Touro indomável, obra-prima de Martin Scorcese, narra a ascensão e a queda de Jake LaMotta, peso médio colecionador de títulos e problemas pessoais. Ao longo da vida profissional e particular, Almir também conheceu ascensões e quedas. E não foram poucas. Entrar e sair delas era a sua rotina. Sem ufanismo, considero que o craque brasileiro é, do ponto de vista dramático, e mesmo da ação esportiva, de maior apelo e interesse que o campeão norte-americano dos ringues. Almir transcende o realismo rasteiro com que costumam ser abordadas os maiores nomes do nosso futebol. Tanto pelo senso comum como pela nossa tradição cinebiográfica dentro do tema.
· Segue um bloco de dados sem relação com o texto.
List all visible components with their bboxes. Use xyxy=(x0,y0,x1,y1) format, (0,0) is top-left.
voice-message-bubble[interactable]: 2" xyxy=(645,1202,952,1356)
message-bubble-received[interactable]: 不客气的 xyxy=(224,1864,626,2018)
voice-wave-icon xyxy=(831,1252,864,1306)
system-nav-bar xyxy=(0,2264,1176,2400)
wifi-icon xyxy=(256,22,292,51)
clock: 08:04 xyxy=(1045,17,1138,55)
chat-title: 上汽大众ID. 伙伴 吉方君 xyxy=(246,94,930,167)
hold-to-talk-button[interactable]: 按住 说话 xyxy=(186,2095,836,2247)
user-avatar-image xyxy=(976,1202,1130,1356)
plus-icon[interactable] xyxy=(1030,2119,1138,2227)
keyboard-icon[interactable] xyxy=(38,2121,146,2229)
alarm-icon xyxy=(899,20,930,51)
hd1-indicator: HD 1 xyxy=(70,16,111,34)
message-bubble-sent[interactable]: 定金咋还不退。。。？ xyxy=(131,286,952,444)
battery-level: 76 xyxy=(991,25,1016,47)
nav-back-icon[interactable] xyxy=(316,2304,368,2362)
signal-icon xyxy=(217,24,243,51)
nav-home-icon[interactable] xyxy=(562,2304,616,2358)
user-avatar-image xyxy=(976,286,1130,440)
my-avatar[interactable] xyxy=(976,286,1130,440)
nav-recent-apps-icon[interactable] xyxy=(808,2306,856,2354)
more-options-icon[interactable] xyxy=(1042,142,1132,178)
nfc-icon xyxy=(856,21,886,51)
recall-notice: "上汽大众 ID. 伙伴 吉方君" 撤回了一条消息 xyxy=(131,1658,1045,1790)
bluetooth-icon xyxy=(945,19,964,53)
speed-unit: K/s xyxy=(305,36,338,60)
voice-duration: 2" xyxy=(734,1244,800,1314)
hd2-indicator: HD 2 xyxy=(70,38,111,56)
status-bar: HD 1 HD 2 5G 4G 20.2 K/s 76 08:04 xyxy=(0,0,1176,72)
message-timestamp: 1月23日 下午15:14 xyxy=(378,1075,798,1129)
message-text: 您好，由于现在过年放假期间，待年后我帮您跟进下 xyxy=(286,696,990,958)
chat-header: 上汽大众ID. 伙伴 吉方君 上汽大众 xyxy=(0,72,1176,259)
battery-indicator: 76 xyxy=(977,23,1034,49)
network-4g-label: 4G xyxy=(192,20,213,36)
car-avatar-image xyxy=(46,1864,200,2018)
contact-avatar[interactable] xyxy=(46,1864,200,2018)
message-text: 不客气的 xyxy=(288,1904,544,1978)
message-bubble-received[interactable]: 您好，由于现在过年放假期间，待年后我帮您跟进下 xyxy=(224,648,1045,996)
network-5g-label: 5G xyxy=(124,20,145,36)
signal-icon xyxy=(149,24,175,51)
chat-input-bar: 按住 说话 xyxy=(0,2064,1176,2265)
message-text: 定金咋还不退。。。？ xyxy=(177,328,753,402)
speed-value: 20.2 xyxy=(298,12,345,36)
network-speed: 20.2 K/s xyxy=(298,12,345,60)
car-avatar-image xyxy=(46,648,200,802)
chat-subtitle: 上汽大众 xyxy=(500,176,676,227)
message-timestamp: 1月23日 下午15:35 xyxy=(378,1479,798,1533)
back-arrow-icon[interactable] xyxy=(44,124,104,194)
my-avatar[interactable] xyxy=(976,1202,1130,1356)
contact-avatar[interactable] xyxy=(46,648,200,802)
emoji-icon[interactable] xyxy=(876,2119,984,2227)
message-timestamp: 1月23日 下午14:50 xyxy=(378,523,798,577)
Entre tantos lances em campo protagonizados por seu destemor, há um que resume tudo. E é puro cinema…


O pênalti cavado por Almir e convertido por Dalmo é um momento ainda não reproduzido à altura pela verve humana

O pênalti cavado por Almir e convertido por Dalmo é um momento ainda não reproduzido à altura pela verve humana

Quem nunca jogou, mas pelo menos já assistiu a uma partida, conclui fácil que um dos chutes mais violentos é aquele cuja maior frequência é na “zona do agrião”, como cunhou Saldanha. Onde, sem pudor, o defensor desfere o bico para despachar a bola para o mais longe possível, afastando o perigo. Pelo Santos, trajando a mítica camisa 10 de um Pelé sem condições de jogo, Almir não hesitou em pôr à prova a sua integridade física, ou mesmo a própria vida, num gesto que foi o mais sublime holocausto. Algo impensável num jogador profissional. Em nome da vitória a qualquer custo na decisão que valeria o bicampeonato mundial interclubes contra o Milan, em 1963, ele decidiu interceptar, com a própria cabeça, o percurso percorrido entre a chuteira do zagueiro Maldini e a bola para garantir que a taça fosse em definitivo para a Vila Belmiro. Foi assim que um Maracanã lotado testemunhou a maior conquista do clube paulista em sua fase áurea. O pênalti cavado por Almir e convertido por Dalmo é um momento ainda não reproduzido à altura pela verve humana – apesar do flagrante fotográfico que ilustra este texto ser brilhante e bem mais eloquente do que qualquer frase dele. Mas não falo só de estética, o que já seria muito. Falo mesmo da impossibilidade de um gesto similar a esse se repetir em campo. É uma questão de verve também, não só de bravura.

Almir, o Pernambuquinho, é da estirpe dos que souberam como resistir ao referido “processo civilizatório” inaugurado pelo navegador comandante e a sua lusa gangue. O seu senso de sacrifício, sem pretensões messiânicas ou exemplares, nunca poderia ter sido negligenciado. Proponho uma campanha de reabilitação do seu nome, da sua imagem e da sua memória. Poderíamos lançá-la em conjunto com aquela outra, a da desmilitarização dos espaços públicos do país. Mil vezes mais o anti-heroísmo de Almir que o heroísmo de vitrine de um Duque de Caxias. Dar valor a quem tem valor de verdade é uma iniciativa igualmente valorosa.

Fica aqui a sugestão.

PS: O youtube retirou do ar o vídeo do primeiro tempo, na íntegra, da primeira partida decisiva entre Santos X Milan. Mas este aí já dá uma ideia do que o Almir fez naquelas duas noites de 1963. Os trompaços que ele aplica em Amarildo com menos de um minuto de jogo para vingar Pelé também pertencem ao Mito. (No vídeo, a saída de bola é aos 04:35.) Repito: Almir fez da vida real puro cinema.